On August 19, 2008, Dennis Schwartz observed: “This daring risqué melodrama...has aged badly and when viewed today seems arch. If it weren't for the fine performance by the twenty-four-year old Barbara Stanwyck in her first starring role, this would be a real snoozer. Archie Mayo...does a poor job keeping this morality tale alive, as it's way too chatty, the characters remain undeveloped clichés and it has no surprises up its sleeve to keep us tuned in....In this trivial and tedious weepie that lacks much punch and action, after both parties in the separation seek solace in others they have a reawakening after much soul searching and reunite for a happy ending.
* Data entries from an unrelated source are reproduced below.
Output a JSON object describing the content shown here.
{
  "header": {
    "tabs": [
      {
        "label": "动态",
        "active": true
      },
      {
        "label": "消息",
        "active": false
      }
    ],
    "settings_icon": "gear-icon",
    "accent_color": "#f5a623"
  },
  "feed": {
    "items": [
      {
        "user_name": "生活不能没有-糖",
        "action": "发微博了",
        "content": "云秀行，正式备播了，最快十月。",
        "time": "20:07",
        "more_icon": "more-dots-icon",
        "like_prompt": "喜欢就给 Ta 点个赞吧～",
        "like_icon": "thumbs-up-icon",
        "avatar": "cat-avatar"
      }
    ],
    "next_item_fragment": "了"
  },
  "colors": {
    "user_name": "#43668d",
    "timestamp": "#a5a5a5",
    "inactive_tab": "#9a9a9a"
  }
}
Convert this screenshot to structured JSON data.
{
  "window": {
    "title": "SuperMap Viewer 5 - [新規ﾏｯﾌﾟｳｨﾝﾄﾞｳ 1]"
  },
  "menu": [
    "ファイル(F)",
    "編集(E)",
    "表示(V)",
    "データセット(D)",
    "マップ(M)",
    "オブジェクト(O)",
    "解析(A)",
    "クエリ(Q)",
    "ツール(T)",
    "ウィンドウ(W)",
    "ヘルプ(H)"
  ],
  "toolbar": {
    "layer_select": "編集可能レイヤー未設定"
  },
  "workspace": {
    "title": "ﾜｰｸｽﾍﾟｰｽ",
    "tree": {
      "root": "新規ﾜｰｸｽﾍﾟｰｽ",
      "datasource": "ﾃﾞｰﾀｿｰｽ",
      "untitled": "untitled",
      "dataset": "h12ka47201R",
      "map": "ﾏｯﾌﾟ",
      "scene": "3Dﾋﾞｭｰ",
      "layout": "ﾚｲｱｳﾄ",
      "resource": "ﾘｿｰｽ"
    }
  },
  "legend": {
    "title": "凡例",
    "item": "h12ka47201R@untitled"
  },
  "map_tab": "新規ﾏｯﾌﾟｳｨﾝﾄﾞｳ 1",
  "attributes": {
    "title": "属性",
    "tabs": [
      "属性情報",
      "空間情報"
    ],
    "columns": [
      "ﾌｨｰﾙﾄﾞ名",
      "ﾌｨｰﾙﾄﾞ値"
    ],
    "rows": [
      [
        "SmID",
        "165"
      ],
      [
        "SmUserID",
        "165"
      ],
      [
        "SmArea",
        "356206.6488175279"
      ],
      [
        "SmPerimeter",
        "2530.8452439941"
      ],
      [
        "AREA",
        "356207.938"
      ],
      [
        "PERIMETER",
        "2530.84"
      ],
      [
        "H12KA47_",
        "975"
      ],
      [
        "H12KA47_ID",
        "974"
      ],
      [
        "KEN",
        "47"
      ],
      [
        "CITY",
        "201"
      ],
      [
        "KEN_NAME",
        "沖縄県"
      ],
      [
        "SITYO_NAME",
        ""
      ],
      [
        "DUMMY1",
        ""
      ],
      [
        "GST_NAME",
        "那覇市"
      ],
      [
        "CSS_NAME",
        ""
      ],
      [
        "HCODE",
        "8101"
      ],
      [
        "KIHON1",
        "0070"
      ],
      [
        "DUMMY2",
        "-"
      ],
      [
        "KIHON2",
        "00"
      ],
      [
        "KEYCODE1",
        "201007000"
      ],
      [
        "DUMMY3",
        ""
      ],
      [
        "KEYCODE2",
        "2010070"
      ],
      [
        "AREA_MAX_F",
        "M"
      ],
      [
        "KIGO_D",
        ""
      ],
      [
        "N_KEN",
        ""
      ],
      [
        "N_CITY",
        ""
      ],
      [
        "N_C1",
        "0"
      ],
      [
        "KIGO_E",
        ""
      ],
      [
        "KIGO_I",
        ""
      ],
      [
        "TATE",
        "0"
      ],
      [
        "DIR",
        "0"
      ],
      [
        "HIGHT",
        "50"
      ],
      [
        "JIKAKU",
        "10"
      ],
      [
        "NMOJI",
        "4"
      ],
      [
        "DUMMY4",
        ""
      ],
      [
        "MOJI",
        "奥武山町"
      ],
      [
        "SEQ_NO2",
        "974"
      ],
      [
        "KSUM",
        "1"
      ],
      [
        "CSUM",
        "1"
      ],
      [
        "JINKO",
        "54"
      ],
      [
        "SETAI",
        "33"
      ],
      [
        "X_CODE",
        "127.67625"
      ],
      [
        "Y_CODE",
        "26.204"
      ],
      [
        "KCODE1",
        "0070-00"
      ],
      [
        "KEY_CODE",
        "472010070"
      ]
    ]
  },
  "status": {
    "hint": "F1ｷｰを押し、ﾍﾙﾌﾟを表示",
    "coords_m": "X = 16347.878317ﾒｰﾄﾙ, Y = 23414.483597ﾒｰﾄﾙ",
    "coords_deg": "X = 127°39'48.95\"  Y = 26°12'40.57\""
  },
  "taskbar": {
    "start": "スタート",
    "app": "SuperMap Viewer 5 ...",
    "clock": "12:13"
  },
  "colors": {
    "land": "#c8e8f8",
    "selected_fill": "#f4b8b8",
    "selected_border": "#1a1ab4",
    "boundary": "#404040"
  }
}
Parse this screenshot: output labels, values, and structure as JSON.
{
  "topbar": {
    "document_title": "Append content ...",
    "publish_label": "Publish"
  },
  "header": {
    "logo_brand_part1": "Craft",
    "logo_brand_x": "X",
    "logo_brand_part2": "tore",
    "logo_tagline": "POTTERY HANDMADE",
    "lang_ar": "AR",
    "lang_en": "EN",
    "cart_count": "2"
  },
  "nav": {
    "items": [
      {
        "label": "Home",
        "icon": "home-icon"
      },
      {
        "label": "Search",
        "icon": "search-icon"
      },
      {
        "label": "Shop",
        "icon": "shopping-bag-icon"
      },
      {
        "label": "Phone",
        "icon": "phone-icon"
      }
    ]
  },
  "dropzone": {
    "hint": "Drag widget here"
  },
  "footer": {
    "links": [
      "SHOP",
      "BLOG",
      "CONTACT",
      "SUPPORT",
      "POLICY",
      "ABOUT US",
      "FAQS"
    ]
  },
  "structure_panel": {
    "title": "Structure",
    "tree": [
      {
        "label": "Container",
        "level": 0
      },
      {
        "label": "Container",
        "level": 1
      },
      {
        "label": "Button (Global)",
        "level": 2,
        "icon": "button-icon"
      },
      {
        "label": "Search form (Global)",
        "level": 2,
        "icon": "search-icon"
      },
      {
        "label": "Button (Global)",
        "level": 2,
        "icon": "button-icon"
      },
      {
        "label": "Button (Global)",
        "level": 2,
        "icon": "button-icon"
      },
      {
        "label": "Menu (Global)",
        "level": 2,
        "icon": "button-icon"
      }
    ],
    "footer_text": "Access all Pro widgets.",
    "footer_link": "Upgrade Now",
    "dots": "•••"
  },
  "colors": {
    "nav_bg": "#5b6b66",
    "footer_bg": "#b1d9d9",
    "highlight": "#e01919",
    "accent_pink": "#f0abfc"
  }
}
Thereby they reinforce the traditions of marriage over living a sexually free life and the film takes the sauce out of any arguments it offered to the contrary. Two years later the studio made an exact remake called Ex-Lady, which starred Bette Davis. At least this dud had Stanwyck.

==Preservation==
The film survives intact and has been shown on television and cable. A copy is held in the Library of Congress collection. It is also available on Region 1 DVD from Warner Archive as part of a double feature with Girl Missing.